Application of Reference Class Forecasting in Turkish Public Construction Projects: Contractor Perspective


BAYRAM S. , AL-JIBOURI S.

JOURNAL OF MANAGEMENT IN ENGINEERING, cilt.32, 2016 (SCI İndekslerine Giren Dergi) identifier identifier

Özet

Cost overrun in construction projects is an important problem that can have serious financial consequences. It also reduces the effectiveness of planning and decision making not only for the contractor but for all parties involved. The problem keeps occurring despite many attempts made over the years to improve cost estimation and forecasting methods. This paper focuses on analyzing cost overruns in Turkey and comparing the cost estimates produced using the traditional estimating method against cost forecasts produced using the reference class forecasting (RCF) method. RCF is used to predict the final cost of a project predicated on actual cost outcomes of accomplished similar projects in the same reference class.
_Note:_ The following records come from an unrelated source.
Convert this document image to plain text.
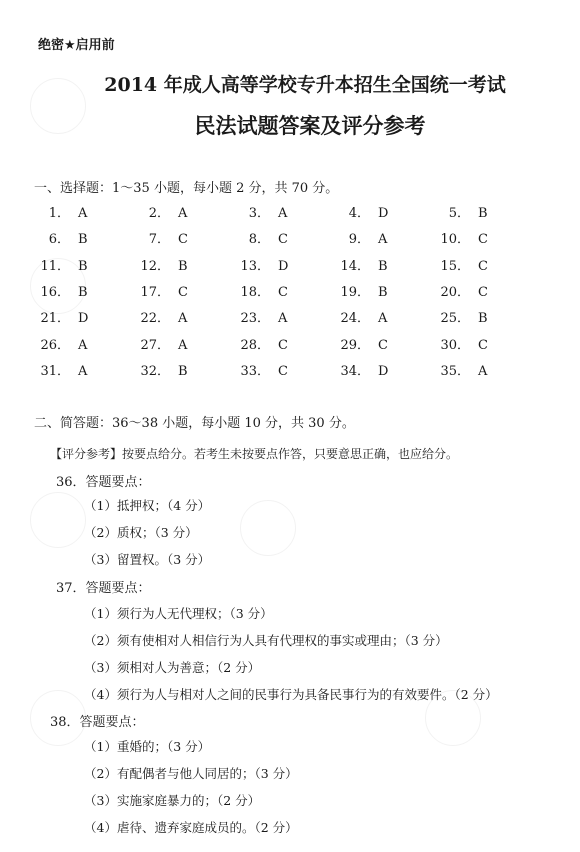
绝密★启用前
2014 年成人高等学校专升本招生全国统一考试
民法试题答案及评分参考
一、选择题：1～35 小题，每小题 2 分，共 70 分。
1． A	2． A	3． A	4． D	5． B
6． B	7． C	8． C	9． A	10． C
11． B	12． B	13． D	14． B	15． C
16． B	17． C	18． C	19． B	20． C
21． D	22． A	23． A	24． A	25． B
26． A	27． A	28． C	29． C	30． C
31． A	32． B	33． C	34． D	35． A
二、简答题：36～38 小题，每小题 10 分，共 30 分。
【评分参考】按要点给分。若考生未按要点作答，只要意思正确，也应给分。
36．答题要点：
（1）抵押权；（4 分）
（2）质权；（3 分）
（3）留置权。（3 分）
37．答题要点：
（1）须行为人无代理权；（3 分）
（2）须有使相对人相信行为人具有代理权的事实或理由；（3 分）
（3）须相对人为善意；（2 分）
（4）须行为人与相对人之间的民事行为具备民事行为的有效要件。（2 分）
38．答题要点：
（1）重婚的；（3 分）
（2）有配偶者与他人同居的；（3 分）
（3）实施家庭暴力的；（2 分）
（4）虐待、遗弃家庭成员的。（2 分）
RCF has been so far used to address estimation bias in early project development before design is completed and before all risks are accounted for to help a client to produce a more realistic forecast of the final project cost. In this paper, however, it is used to produce a forecast of the final project cost based on the contract sum. The work described in the paper involves collection of contract sum and final project cost data from 420 completed building projects. In order to test the ability of RCF to produce realistic forecasts of projects' final costs, 75% of the data are used to produce the cost overruns distribution and to determine the required optimism bias uplift values for the building projects, while the other 25% of the data are used for testing the accuracy of the forecasts produced for the final costs of projects in the established reference class. The results have indicated that the required uplift values are in the range of 4 to 44%. For instance, if the acceptable chance of cost overrun is 50%, 65% of the test projects would have required only 4% uplift of the contract sum to produce accurate forecasts of the final costs. If, on the other hand, the acceptable chance of cost overrun is only 10%, 5% of the test projects needed to use a 44% uplift to enable more accurate final project cost forecasts for the contractor. Additionally, to check the accuracy of the test data results obtained through applicable optimism bias uplift values, three standard error measuresroot-mean-square error (RMSE), mean absolute error (MAE), and mean absolute percentage error (MAPE)are used.